The strong convexity is of no consequence in terms of showing that a fixed step size will work other than having compact level sets. The reason a small fixed step size would not work is because of too much curvature rather than too little. (A lower bound is useful producing a convergence rate.)
Pick some $x_0$, let $\Lambda= \{ x | y \in L_{f(x_0)}, \|x-y\| \le 1 \}$. let $M= \sup_{x \in \Lambda} \| \nabla f(x) \|$. The $1$ in the definition of $\Lambda$ is just a bit of slop so that the estimates work below for sufficiently small step size.

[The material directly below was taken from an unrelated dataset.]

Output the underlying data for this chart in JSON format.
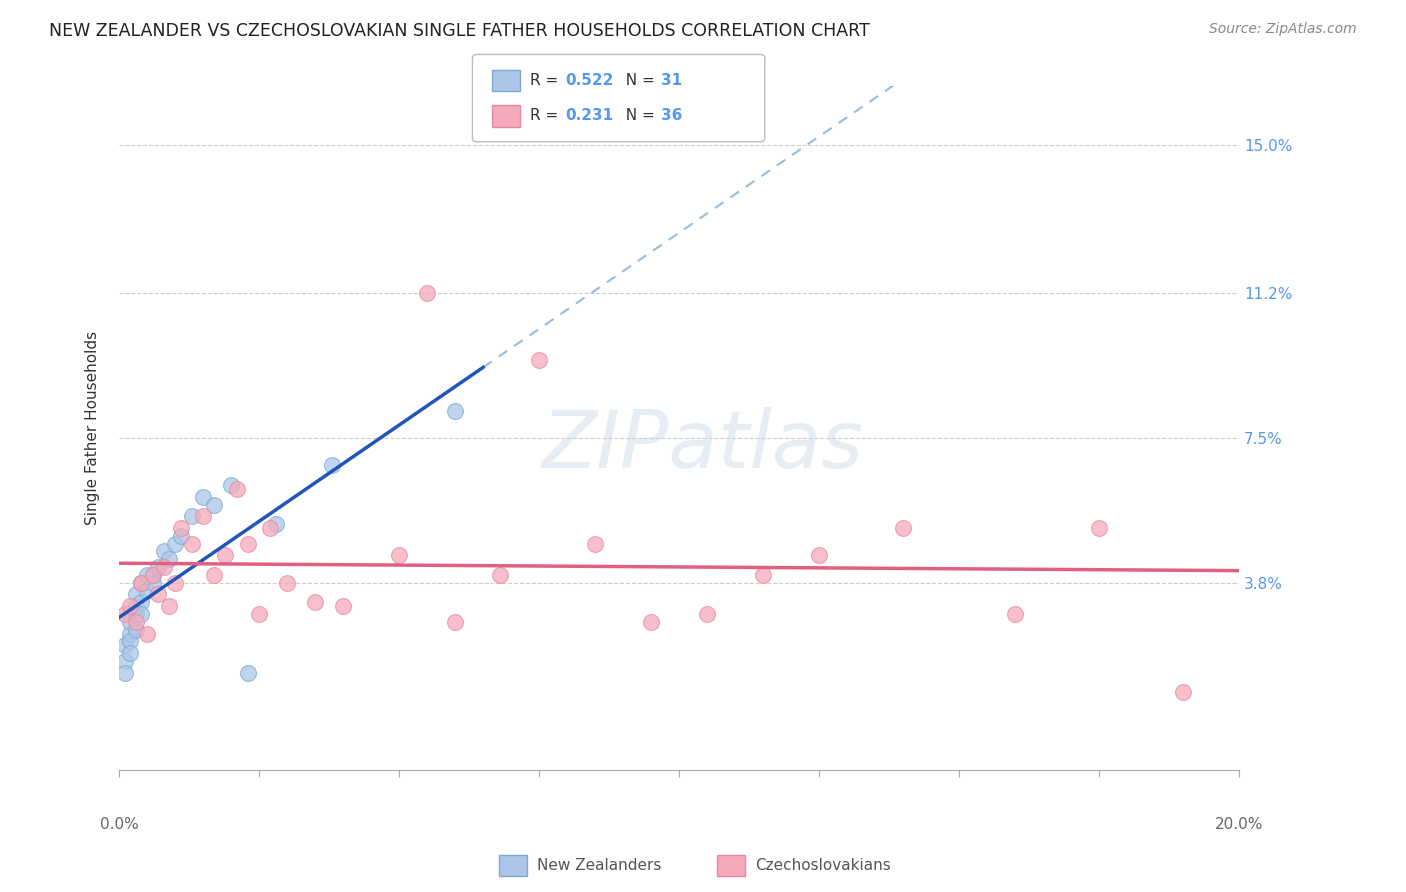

Let $L$ be a bound on the Lipschitz rank of $\nabla f$ for $x \in \Lambda$.
If $x,x+h \in \Lambda$ then $f(x+h) = f(x) + \langle \nabla f(x), h \rangle + \langle \int_0^1 (\nabla f(x+th)-\nabla f(x)) dt , h \rangle \le f(x) + \langle \nabla f(x), h \rangle +{L\over 2}\|h\|^2$.
Now let $h=-\lambda \nabla f(x)$ and assume that $0 \le \lambda \le {1 \over M}$ so that $x+h \in \Lambda$, then $f(x-\lambda \nabla f(x)) \le f(x)- \lambda \|\nabla f(x)\|^2+{\lambda^2L\over 2} \|\nabla f(x)\|^2 = f(x) - \lambda \|\nabla f(x)\|^2(1-{\lambda L\over 2})$ and hence as long as $0 \le \lambda \le \min({1 \over M}, {2 \over L})$, we have $f(x-\lambda \nabla f(x)) \le f(x)$.